Before Syrian Refugees, America Welcomed Massive Iranian Influx
In the wake of the attacks in Paris apparently carried out by French and Belgian nationals, Republican leaders and a majority of the American people now stand against accepting 10,000 Syrian refugees. While the GOP-controlled House pass legislation erecting new roadblocks to those fleeing the sectarian carnage in Syria, 26 governors (almost all of them Republican) announced they would try to block their entry into their states. Among the 2016 GOP presidential field, Donald Trump declared his support for a database to track Muslims, while Marco Rubio and Ben Carson compared the refugees to Nazis and "rabid dogs," respectively. Ted Cruz and Jeb Bush called for a religious test to allow only Christians fleeing the Syrian civil war into the United States. And while one Republican Congressman sneered that the refugees were only coming here for a "paid vacation," a Tennessee GOP lawmaker wants to round up those already in his state.
But once upon a time, the United States accepted hundreds of thousands of people fleeing a country where then as now some chanted "Death to America." That country would be Iran. During the very years when the Shah was deposed, Ayatollah Khomeini declared his Islamic Republic of Iran Americans were held hostage in Tehran for 444 days and the U.S. backed Saddam Hussein, Iranian exiles, refugees and asylum seekers flocked to the United States. And over the past few decades, they have become one of the greatest American immigration stories of all.
As the Migration Policy Institute documented in 2006, according to the Census Bureau the Iranian-born population of the U.S. reached 330,000 by 2000. But other estimates put the number of Iranian Americans "in the range of 691,000 to 1.2 million." And their ranks grew most rapidly during and after the collapse of the Shah's regime, the entrenchment of the Khomeini regime and the carnage of the Iraq-Iran war. As the New York Times reported in 1985 ("Emigres from Iran Begin Life Anew in America"):
No one knows exactly how many Iranians have come to the United States since the Ayatollah set up his Islamic fundamentalist regime in February 1979, but it is estimated that there are 800,000 of them in the country, mostly in the Washington, Los Angeles and New York areas...

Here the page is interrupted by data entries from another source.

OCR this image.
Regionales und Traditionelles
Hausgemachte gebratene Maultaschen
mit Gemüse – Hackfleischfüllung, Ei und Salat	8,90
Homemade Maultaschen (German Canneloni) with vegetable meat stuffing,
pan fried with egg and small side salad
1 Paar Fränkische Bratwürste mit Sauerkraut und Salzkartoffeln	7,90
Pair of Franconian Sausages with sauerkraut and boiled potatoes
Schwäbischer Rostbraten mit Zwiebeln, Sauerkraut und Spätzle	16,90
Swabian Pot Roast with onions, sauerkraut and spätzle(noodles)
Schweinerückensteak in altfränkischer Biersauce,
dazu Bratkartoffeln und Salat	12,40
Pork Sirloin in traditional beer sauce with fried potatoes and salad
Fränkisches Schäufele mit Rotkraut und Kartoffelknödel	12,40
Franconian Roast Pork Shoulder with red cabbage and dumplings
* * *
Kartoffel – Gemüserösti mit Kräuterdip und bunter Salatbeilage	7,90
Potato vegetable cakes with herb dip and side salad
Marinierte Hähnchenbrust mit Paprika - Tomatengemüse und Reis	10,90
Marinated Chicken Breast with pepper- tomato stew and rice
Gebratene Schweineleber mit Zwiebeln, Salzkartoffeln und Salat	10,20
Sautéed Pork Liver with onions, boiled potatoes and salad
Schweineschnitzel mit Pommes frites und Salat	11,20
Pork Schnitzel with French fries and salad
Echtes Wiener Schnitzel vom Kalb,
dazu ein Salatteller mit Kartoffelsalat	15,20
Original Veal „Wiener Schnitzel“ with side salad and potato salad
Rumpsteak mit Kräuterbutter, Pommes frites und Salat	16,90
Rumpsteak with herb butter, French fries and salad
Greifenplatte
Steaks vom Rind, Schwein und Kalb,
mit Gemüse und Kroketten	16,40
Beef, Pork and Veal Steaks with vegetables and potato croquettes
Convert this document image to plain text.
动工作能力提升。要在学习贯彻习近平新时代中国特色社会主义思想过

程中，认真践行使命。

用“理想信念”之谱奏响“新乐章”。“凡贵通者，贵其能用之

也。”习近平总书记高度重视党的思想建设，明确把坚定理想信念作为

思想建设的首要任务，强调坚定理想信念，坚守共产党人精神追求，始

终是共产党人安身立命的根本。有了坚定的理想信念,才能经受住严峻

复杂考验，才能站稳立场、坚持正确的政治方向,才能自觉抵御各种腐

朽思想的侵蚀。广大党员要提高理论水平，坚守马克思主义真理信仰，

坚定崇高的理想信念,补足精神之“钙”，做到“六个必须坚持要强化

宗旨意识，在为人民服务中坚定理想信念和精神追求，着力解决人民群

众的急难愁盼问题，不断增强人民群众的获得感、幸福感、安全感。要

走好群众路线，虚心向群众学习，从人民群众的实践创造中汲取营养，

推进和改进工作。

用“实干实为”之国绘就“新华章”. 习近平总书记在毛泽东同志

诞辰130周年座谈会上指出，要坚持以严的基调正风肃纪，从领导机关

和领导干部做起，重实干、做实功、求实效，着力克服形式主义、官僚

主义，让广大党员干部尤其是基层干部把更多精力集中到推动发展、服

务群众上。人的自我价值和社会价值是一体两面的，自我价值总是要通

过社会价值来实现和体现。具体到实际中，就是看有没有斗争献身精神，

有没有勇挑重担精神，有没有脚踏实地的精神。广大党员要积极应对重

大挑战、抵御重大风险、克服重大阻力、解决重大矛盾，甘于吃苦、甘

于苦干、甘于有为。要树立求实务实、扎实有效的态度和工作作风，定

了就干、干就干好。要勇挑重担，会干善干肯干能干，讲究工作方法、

Some are monarchists who want Riza Pahlevi on the throne once occupied by his father, Shah Mohammed Riza Pahlevi. Others are Western-educated, anti- monarchist students who favored the revolution but believe that the Ayatollah has betrayed it. And still others are partisans of the Ayatollah, and keep a low profile because of American hostility toward the current Iranian regime.
The Shah had been a strategic American ally from the moment the U.S. helped oust Prime Minister Mohammed Mossadegh in 1953. But the Shah's importance grew in the 1970's as Iran was elevated to the role of regional hegemon advancing U.S. interests around the Persian Gulf. But it wasn't only those close to the Shah who fled to the U.S. during and after his fall. Three waves of Iranian immigrants came to America during the 1980's and 1990's, among them students, doctors, professors, engineers and other professional occupations. The majority were Shiite Muslims, but their numbers also included a gamut of persecuted religious and ethnic minorities including Bahai'is, Jews, Zoroastrians, Armenians, Azeris, Kurds, Assyrians and Turkmens. Those fleeing military service and the worsening economic conditions resulting from Western sanctions kept the number of new arrivals at or above 10,000 annually into the 21st century. (That continued even after President Bush declared Iran a part of the "Axis of Evil.") Largely clustered in the Los Angeles, San Francisco, New York City, and the Washington, DC-Baltimore metropolitan areas, Iranian-Americans are now among the best educated and financially accomplished of any community in the United States.
As the shameful history of the rejection of European Jews before and during World War II showed, the U.S. record of welcoming refugees from war-torn regions is far from perfect. But the 200,000 Hungarians who came here after the 1956 Soviet invasion, the 650,000 Cubans who fled Castro and the masses of Vietnamese (120,000 in 1975 alone) showed the U.S. was willing to accommodate many of those escaping Communist countries. Now with ISIS declaring it wants to eliminate the "gray zone" between the Islamic State and the West, the United States once again needs to show there is a red, white and blue space for Muslims in America. After all, we've done it before for the Iranian diaspora and the United States is a better place for it.